### What is Sandra’s Multi-Media benchmark?

The “multi-media” benchmark in Sandra was introduced way back with Intel’s MMX instruction set (and thus Pentium MMX) to show the difference vectorisation brings to common algorithms, in this case (Mandelbrot) fractal generation. While MMX did not have floating-point support – we can emulate them using integers of various widths (short/16-bit, int/32-bit, long/int64/64-bit, etc.).

The benchmark thus contains various precision tests using both integer and floating point data, currently 6 (single/double/quad-floating point, short/int/long integer) with more to come in the near future (half/FP16 floating-point, etc.). Larger widths provide more precision and thus generate more accurate fractals (images) but are slower to compute (they also take more memory to store).

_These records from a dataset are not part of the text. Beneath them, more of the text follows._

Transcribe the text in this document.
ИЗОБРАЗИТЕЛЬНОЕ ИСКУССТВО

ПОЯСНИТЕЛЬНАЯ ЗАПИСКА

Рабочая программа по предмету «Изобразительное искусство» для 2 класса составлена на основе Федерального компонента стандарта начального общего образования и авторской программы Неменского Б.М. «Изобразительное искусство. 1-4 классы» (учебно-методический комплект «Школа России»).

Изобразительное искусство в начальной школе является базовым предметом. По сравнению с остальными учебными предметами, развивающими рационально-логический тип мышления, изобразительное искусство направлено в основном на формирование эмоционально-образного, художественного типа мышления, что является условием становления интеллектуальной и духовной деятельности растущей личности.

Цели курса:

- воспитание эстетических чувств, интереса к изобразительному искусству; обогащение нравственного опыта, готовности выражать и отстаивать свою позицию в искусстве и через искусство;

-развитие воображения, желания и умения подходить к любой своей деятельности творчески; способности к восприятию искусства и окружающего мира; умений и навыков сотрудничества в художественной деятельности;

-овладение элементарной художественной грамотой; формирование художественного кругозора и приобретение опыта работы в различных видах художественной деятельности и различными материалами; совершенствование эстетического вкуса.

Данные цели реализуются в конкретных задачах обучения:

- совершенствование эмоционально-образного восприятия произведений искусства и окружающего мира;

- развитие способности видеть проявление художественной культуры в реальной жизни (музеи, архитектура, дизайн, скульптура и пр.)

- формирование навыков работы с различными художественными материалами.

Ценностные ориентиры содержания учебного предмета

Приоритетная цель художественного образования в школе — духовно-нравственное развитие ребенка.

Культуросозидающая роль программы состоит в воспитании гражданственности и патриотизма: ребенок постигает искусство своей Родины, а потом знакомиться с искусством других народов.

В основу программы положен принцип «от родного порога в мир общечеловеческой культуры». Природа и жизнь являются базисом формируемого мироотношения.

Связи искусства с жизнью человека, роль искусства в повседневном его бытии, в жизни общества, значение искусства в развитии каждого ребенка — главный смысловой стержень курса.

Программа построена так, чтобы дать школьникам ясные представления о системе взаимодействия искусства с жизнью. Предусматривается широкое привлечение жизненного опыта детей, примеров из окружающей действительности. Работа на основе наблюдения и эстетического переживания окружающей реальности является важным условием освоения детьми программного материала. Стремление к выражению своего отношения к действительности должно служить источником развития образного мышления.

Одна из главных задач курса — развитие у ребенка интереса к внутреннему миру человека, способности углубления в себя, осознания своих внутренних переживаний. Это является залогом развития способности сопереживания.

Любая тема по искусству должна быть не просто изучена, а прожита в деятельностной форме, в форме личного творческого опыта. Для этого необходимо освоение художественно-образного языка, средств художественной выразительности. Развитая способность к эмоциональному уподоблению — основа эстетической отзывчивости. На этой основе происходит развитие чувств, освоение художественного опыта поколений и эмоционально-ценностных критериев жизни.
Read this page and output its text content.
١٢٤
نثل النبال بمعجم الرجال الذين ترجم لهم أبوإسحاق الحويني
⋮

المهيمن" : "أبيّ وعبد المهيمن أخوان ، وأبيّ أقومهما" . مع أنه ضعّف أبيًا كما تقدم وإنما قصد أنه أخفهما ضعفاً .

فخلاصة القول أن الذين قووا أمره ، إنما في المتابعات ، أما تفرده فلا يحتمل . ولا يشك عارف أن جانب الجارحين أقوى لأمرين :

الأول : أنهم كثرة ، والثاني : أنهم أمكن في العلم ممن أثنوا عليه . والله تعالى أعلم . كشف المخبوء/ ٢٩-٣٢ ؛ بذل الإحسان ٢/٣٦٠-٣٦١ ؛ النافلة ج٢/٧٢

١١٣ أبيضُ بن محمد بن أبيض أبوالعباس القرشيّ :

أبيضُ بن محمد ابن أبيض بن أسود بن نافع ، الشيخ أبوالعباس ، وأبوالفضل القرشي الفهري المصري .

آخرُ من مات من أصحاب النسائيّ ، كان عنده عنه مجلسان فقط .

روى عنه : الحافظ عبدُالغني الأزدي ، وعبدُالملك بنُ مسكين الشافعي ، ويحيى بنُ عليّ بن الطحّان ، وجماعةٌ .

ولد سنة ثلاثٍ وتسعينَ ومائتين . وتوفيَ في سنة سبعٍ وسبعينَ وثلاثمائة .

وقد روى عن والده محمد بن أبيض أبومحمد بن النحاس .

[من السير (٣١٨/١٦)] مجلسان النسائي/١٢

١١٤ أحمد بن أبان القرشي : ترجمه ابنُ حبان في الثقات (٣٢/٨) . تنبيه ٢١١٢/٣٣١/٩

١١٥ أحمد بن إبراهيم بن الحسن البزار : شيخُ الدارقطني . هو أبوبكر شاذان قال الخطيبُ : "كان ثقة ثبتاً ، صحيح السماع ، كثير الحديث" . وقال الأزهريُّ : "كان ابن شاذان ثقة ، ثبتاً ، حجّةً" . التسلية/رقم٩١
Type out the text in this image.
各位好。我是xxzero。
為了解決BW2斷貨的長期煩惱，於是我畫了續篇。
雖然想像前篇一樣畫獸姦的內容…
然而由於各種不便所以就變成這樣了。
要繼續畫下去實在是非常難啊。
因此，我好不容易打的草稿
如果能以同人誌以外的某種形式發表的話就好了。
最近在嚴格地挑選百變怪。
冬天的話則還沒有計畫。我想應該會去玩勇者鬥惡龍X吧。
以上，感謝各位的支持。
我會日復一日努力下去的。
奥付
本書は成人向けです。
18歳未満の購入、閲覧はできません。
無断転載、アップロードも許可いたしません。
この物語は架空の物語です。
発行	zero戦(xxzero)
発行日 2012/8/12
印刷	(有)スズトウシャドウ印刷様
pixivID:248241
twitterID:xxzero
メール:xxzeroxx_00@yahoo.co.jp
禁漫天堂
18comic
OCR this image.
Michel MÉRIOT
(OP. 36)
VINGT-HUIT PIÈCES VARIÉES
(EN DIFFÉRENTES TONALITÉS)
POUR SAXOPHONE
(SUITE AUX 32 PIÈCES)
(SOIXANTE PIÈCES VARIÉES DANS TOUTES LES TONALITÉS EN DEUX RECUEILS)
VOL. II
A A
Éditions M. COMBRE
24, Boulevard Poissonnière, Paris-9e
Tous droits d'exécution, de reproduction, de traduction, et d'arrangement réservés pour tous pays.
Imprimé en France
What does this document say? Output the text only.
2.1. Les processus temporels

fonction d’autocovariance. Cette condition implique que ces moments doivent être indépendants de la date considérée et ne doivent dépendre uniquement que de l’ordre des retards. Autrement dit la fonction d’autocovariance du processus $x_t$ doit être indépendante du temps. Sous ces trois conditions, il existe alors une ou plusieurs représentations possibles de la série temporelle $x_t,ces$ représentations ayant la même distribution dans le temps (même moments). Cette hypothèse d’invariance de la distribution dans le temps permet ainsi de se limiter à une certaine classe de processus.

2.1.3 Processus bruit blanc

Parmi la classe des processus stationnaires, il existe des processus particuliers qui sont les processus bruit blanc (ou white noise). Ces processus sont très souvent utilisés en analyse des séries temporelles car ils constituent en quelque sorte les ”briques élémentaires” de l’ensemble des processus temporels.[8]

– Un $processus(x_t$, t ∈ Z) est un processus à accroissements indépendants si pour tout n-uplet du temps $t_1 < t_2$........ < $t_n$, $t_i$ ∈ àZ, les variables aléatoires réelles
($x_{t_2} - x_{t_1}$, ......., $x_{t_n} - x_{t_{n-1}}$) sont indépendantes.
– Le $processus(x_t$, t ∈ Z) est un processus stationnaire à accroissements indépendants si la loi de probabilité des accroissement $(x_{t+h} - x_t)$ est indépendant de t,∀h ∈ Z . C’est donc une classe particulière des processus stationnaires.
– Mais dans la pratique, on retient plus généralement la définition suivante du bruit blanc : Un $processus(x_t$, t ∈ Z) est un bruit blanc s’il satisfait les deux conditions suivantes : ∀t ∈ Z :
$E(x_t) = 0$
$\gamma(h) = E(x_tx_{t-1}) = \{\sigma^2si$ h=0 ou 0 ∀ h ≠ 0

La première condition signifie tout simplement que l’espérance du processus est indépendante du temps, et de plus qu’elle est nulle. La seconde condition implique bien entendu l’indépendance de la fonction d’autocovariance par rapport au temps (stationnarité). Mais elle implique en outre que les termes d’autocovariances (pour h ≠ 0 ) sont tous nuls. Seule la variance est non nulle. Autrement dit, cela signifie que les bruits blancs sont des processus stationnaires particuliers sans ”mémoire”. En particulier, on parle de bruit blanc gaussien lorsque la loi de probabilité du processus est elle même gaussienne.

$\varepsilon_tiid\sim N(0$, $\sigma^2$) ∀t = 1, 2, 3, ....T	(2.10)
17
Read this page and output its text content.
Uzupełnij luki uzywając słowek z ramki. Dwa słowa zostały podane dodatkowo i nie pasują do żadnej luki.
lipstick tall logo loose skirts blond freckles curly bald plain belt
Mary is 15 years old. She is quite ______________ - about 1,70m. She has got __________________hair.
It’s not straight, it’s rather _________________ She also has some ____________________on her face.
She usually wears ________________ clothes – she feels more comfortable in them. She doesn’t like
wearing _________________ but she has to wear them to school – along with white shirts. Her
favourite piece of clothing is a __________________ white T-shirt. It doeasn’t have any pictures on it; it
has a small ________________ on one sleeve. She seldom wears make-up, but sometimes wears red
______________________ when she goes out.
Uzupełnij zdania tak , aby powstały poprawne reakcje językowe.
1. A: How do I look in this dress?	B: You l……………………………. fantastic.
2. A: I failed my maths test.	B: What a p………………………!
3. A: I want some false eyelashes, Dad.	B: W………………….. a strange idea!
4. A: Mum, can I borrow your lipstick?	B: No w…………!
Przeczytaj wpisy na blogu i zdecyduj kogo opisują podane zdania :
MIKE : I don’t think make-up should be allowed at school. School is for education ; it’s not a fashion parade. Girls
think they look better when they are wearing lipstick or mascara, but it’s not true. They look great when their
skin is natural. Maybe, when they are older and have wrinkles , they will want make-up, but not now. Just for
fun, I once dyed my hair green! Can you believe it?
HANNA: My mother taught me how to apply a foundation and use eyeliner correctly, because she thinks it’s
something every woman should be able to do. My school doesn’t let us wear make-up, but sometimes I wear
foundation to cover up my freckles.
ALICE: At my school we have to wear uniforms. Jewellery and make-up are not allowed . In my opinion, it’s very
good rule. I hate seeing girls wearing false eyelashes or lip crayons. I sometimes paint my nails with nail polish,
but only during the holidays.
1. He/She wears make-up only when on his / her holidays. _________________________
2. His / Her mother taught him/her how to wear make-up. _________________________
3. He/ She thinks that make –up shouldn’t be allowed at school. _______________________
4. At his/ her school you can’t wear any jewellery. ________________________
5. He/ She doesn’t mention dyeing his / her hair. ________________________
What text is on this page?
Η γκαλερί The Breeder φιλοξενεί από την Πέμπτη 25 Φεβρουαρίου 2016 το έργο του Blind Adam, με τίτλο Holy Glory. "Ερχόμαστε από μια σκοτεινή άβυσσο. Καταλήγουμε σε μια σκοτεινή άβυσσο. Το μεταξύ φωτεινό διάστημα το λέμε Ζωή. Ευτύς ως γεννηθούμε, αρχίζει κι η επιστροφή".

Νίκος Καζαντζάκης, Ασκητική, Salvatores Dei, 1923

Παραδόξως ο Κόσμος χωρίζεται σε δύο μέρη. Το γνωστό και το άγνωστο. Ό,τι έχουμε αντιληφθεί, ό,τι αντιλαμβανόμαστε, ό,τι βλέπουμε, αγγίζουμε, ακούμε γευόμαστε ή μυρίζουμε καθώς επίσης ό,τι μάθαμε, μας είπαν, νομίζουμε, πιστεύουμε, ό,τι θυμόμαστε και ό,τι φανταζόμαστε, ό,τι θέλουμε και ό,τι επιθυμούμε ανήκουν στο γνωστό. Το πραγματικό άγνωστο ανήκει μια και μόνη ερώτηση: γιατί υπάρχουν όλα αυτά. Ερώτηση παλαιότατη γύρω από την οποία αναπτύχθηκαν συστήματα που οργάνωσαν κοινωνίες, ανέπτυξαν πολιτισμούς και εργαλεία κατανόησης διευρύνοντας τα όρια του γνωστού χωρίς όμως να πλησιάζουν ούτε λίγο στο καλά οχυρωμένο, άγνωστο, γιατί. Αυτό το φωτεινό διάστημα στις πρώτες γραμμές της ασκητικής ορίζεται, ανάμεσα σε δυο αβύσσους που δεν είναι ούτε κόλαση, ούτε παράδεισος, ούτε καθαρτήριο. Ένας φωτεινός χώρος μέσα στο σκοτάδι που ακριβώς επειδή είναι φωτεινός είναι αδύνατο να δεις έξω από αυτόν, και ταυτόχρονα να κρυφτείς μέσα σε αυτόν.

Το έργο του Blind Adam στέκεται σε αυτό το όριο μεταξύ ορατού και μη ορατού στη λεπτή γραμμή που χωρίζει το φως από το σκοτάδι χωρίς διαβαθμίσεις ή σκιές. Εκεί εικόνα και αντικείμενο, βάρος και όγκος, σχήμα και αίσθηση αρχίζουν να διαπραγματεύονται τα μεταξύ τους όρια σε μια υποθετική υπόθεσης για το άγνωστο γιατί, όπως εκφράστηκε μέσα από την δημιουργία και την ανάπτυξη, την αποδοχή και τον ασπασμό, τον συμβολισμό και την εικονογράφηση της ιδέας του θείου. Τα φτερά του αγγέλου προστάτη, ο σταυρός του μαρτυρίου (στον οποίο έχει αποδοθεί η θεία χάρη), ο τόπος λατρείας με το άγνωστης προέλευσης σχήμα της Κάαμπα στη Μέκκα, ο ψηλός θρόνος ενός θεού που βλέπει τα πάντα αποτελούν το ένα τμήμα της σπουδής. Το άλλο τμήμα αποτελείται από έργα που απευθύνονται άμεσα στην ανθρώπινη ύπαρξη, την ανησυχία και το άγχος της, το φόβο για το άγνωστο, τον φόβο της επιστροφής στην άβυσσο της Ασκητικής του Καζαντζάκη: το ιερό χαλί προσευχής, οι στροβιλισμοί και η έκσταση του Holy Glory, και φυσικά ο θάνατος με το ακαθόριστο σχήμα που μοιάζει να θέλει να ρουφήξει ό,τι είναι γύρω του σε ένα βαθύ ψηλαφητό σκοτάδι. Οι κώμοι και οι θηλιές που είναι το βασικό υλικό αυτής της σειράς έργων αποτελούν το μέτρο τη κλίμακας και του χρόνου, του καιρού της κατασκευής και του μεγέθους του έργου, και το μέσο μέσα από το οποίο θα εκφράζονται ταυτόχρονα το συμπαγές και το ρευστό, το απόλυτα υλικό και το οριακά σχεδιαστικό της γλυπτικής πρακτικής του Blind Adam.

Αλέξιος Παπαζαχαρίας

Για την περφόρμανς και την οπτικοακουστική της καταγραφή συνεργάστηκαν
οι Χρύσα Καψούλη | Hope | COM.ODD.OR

While the latest instruction sets (AVX(2)/FMA, AVX512) do naturally support floating-point data, integer compute performance is still very much important thus its performance needs to be tested. As quantities become larger (e.g. memory/disk sizes, pointers/address spaces, etc.) we have moved from int/32-bit to long/64-bit processing with even exclusive 64-bit algorithms (e.g. hashing SHA512).

### What is the “trouble” with 64-bit integers?

While all native 64-bit processors (e.g. x64, IA64, etc.) support native 64-bit integer operations, these are generally scalar with limited SIMD vectorised support. Multiplication is especially “problematic” as it has the potential to generate numbers up to twice (2x) the number of bits – thus multiplying two 64-bit integers can generate 128-bit integer full result for which there was no (SIMD) support.

Intel has added native full 128-bit multiplication support (MULX) with the BMI2 (Bit Manipulation Instructions Version 2) but that is still scalar (non-SIMD); not even the latest AVX512-DQ instruction set brought support. While we could emulate full 128-bit multiplication using native 32-bit to 64-bit halves multiplication we have chosen to wait for native support. An additional issue (for us) is that we use “signed integers” (i.e. can hold both positive (+ve) and negative (-ve) values) while most multiplication instructions are for “unsigned integers” (thus can hold only positive values) – thus we need to modify the result for our needs which incurs overheads.

Thus the long/64-bit integer benchmark in Sandra remained non-vectorised until the introduction of AVX512-IFMA52.

### What is AVX512-IFMA52?

IFMA52 is one of the new extensions of AVX512 introduced with “IceLake” (ICL) that supports native 52-bit fused multiply-add with 104-bit result. As it is 512-bit wide, we can multiply-add eight (8) pairs 64-bit integers in one go every 2 clocks (0.5 throughput, 4 latency on ICL) – especially useful for algorithms like (Mandelbrot) fractals where we can operate on many pixels independently.

As is generates a 104-bit full result, it is (as per name) only a 52-bit integer thus we need to restrict our integers to 52-bits. It also operates on unsigned integers only thus needs to be modified for our signed-integer purpose. Note also that while it is a fused multiply-add, we have chosen to use only the multiply feature here (in this Sandra version 20/20 R9); future versions (of Sandra) may use the full multiply-add feature for even better performance.

## Native Performance

We are testing native arithmetic, SIMD and cryptography performance using the highest performing instruction sets (AVX512, AVX2, AVX, etc.).

**Results Interpretation:** Higher values (GOPS, MB/s, etc.) mean better performance.

**Environment:** Windows 10 x64, latest Intel drivers. 2MB “large pages” were enabled and in use. **Turbo / Boost was enabled on all configurations**.

### Conclusion

AVX512 continues to bring performance improvements by adding more sub-instruction sets like AVX512-IFMA(52) that help 64-bit integer processing. With 64-bit integers taking over most computations due to increased sizes (data, pointers, etc.) this is becoming more and more important and is not before time.

While not a full 128-bit multiplier, 104-bits allow complete 52-bit integer operation which is sufficient for most tasks – today. Perhaps in the future, a IFMA64 will be provided for full 128-bit multiply result integer support.